I originally posted this at http://dtrace.org/blogs/brendan/2011/02/18/dtrace-pid-provider-overhead.
I've been posting about the DTrace pid provider and its various features to share my real-world experiences in this area. Here I'll discuss an important, tricky, and generally undocumented topic: the overhead of using the pid provider. I'll provide some rough expectations for overhead based on some simple stress tests, and at the very least, show the units used to express the overhead of a fired probe (milliseconds, microseconds or nanoseconds?).
Answer: microseconds.
To cut to the chase, see the Expressing Overhead and Summary sections.
Zero Overhead
When the DTrace pid provider is not enabled and tracing, the overhead on applications is zero. You only pay a CPU cost when you actually use it.
The non-enabled overhead of the pid provider is zero.
When I first heard this, I was skeptical, wondering if it was more of a marketing or technical statement. Does zero overhead really mean zero, as in, zero extra instructions? Wouldn't a compare and jump instruction, at least, be necessary at some point, so that the operating system can check whether it should be calling into DTrace or not? If there are no such instructions, how can I walk up to already-running software and instrument it with DTrace? Wouldn't it just continue as-is, and never know that it should be branching into some DTrace code?
I only really understood this properly when I learned what happened at the instruction level, which I'll demo here.
Here is the strlen() function assembly (truncated), which I've been tracing in previous posts:
libc.so.1`strlen: movl 0x4(%esp),%eax libc.so.1`strlen+4: testl $0x3,%eax libc.so.1`strlen+9: jne +0x28 <libc.so.1`strlen+0x31> libc.so.1`strlen+0xb: nop libc.so.1`strlen+0xc: movl (%eax),%edx libc.so.1`strlen+0xe: movl $0x7f7f7f7f,%ecx libc.so.1`strlen+0x13: andl %edx,%ecx [...] libc.so.1`strlen+0x44: ret
Now I'll use the DTrace pid provider to instrument the entry to this function:
# dtrace -n 'pid$target::strlen:entry' -p 12072
And while DTrace is still attached, I'll dump the same assembly from this process:
libc.so.1`strlen: int $0x3 libc.so.1`strlen+1: incl %esp libc.so.1`strlen+2: andb $0x4,%al libc.so.1`strlen+4: testl $0x3,%eax libc.so.1`strlen+9: jne +0x28 <libc.so.1`strlen+0x31> libc.so.1`strlen+0xb: nop libc.so.1`strlen+0xc: movl (%eax),%edx libc.so.1`strlen+0xe: movl $0x7f7f7f7f,%ecx libc.so.1`strlen+0x13: andl %edx,%ecx [...] libc.so.1`strlen+0x44: ret
It's changed - while the process was running! DTrace has has dynamically patched the live instructions in this process's address space. This is the dynamic part of Dynamic Tracing. DTrace can dynamically instrument the kernel, too, via the fbt provider.

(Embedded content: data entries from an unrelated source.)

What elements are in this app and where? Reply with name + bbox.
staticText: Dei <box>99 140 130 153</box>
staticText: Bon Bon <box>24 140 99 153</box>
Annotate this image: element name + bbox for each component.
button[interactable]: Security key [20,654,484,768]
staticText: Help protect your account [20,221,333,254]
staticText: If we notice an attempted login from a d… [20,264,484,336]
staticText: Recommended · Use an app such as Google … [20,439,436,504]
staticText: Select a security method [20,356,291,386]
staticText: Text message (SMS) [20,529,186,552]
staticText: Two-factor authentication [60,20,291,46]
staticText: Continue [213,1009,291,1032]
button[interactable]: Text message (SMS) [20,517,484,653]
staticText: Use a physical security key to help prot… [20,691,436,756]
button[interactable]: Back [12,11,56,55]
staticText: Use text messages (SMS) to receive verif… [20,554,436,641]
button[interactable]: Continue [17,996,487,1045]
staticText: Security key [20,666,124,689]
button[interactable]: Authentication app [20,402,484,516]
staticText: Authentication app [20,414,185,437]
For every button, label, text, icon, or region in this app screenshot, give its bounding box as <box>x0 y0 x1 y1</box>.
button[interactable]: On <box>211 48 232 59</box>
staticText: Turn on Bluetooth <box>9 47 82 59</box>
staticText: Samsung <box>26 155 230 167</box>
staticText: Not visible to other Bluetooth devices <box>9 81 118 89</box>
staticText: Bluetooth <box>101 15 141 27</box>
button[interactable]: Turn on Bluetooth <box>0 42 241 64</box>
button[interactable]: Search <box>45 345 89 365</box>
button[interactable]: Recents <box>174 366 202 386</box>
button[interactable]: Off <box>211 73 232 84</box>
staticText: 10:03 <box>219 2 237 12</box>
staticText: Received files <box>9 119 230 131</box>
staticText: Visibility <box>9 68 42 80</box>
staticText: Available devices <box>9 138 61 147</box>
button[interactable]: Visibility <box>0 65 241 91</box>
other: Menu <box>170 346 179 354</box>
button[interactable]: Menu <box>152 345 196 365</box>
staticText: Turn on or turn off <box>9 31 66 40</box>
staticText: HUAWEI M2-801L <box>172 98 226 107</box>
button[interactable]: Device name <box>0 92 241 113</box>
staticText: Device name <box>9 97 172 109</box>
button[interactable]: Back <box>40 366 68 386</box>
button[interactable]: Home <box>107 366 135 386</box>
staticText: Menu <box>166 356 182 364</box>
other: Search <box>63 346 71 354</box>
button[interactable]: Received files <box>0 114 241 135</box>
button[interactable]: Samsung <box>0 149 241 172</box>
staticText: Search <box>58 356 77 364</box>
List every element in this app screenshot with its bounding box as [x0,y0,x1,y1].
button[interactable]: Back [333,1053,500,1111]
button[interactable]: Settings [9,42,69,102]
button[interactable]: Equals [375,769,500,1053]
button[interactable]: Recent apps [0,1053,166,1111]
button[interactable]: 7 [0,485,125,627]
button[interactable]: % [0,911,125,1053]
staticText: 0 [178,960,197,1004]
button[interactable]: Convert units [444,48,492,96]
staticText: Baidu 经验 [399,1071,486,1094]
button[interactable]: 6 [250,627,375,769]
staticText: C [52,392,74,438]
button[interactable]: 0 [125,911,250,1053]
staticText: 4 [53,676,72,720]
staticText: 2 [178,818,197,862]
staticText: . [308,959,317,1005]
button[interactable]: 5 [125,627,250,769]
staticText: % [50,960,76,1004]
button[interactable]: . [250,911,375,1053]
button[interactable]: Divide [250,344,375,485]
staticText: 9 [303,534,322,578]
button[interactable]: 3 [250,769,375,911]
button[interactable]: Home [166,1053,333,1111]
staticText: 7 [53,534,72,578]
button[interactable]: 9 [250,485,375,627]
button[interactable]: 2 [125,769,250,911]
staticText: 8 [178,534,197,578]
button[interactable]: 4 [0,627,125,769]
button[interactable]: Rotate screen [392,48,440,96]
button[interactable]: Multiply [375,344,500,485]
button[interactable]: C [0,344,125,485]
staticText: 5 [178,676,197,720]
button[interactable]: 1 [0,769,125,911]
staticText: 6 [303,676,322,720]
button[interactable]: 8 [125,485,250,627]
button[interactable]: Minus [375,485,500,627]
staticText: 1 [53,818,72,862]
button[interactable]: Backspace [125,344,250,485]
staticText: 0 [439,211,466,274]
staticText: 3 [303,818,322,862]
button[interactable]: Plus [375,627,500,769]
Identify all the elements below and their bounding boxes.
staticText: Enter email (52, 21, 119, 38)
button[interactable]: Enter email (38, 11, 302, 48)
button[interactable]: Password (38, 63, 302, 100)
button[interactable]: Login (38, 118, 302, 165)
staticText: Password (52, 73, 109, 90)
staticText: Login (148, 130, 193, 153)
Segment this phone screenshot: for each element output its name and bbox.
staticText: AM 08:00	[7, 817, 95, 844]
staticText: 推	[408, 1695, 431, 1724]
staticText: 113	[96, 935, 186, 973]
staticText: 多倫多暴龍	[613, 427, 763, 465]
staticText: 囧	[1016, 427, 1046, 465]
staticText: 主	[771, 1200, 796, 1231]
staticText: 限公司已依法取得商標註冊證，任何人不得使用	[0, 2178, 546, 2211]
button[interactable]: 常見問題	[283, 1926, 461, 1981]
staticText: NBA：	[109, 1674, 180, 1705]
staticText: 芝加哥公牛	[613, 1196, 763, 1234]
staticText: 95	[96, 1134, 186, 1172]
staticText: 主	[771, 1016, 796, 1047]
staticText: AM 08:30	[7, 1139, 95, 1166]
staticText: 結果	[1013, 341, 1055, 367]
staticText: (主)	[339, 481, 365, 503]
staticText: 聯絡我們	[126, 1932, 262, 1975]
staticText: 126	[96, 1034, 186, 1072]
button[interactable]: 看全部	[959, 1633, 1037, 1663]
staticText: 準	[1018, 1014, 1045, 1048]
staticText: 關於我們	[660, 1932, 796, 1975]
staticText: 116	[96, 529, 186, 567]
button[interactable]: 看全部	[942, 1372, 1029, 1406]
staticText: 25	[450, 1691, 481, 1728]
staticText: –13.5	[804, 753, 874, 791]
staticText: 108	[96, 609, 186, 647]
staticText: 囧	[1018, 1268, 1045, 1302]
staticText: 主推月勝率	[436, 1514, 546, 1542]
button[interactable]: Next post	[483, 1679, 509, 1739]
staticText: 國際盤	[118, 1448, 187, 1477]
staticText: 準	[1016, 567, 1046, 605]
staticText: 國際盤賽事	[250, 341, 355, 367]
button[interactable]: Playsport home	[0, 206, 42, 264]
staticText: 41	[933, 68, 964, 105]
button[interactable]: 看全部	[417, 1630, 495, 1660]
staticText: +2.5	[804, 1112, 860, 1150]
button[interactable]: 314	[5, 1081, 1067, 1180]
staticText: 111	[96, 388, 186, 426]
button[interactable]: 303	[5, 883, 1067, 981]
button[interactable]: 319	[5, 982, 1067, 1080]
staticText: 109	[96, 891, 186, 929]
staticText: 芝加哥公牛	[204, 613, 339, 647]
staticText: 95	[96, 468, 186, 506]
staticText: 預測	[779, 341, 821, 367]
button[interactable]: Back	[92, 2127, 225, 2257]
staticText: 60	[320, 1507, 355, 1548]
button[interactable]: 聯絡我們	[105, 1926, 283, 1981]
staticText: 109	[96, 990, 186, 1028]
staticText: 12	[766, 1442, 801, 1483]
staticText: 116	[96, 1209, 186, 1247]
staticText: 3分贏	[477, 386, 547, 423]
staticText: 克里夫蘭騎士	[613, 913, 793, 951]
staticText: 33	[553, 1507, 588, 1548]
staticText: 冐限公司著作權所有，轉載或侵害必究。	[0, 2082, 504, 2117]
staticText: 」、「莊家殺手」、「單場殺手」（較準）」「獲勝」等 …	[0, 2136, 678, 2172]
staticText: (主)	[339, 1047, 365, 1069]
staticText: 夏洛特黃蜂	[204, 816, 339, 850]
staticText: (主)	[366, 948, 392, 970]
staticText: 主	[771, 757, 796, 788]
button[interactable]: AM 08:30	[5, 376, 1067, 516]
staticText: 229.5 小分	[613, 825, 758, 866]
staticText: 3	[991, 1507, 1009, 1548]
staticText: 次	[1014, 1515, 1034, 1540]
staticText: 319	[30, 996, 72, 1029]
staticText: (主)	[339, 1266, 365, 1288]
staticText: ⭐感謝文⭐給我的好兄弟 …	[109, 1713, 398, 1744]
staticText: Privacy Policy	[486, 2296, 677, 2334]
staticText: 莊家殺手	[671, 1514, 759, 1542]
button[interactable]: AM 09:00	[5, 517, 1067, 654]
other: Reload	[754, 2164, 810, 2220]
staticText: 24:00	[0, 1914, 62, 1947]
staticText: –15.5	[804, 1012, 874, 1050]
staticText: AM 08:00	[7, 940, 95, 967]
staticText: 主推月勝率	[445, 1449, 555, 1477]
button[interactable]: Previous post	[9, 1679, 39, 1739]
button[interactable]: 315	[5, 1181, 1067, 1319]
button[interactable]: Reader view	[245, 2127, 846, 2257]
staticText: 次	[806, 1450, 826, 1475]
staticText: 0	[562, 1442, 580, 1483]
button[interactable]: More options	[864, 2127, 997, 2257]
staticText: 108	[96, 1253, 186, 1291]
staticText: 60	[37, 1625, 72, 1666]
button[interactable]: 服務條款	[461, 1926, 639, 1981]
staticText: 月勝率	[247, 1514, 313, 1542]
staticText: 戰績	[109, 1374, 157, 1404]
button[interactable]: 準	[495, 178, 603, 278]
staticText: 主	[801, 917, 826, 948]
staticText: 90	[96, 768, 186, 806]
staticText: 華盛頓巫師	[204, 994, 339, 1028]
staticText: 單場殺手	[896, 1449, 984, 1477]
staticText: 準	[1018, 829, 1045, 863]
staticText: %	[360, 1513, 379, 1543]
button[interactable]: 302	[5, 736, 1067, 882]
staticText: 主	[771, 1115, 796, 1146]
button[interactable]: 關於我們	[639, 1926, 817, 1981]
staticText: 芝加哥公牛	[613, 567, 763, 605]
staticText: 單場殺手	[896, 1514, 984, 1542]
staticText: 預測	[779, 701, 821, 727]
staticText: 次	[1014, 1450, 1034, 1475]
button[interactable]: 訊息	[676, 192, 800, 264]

DTrace can dynamically patch live instructions in memory.
How DTrace dynamically instruments code depends on the location (user/kernel) and architecture. This example was a user process on AMD64, and the first instruction was replaced by "int" to call a soft interrupt containing a DTrace routine. The kernel is dynamically instrumented in a different way.
This seems terrifying.
The process is still running, and could be in production. Thankfully, the instrumention is applied in a safe manner, so that the process can never execute partially-patched instructions. So, while it seems terrifying, it is actually safe - which is a primary goal of DTrace: safe for production use.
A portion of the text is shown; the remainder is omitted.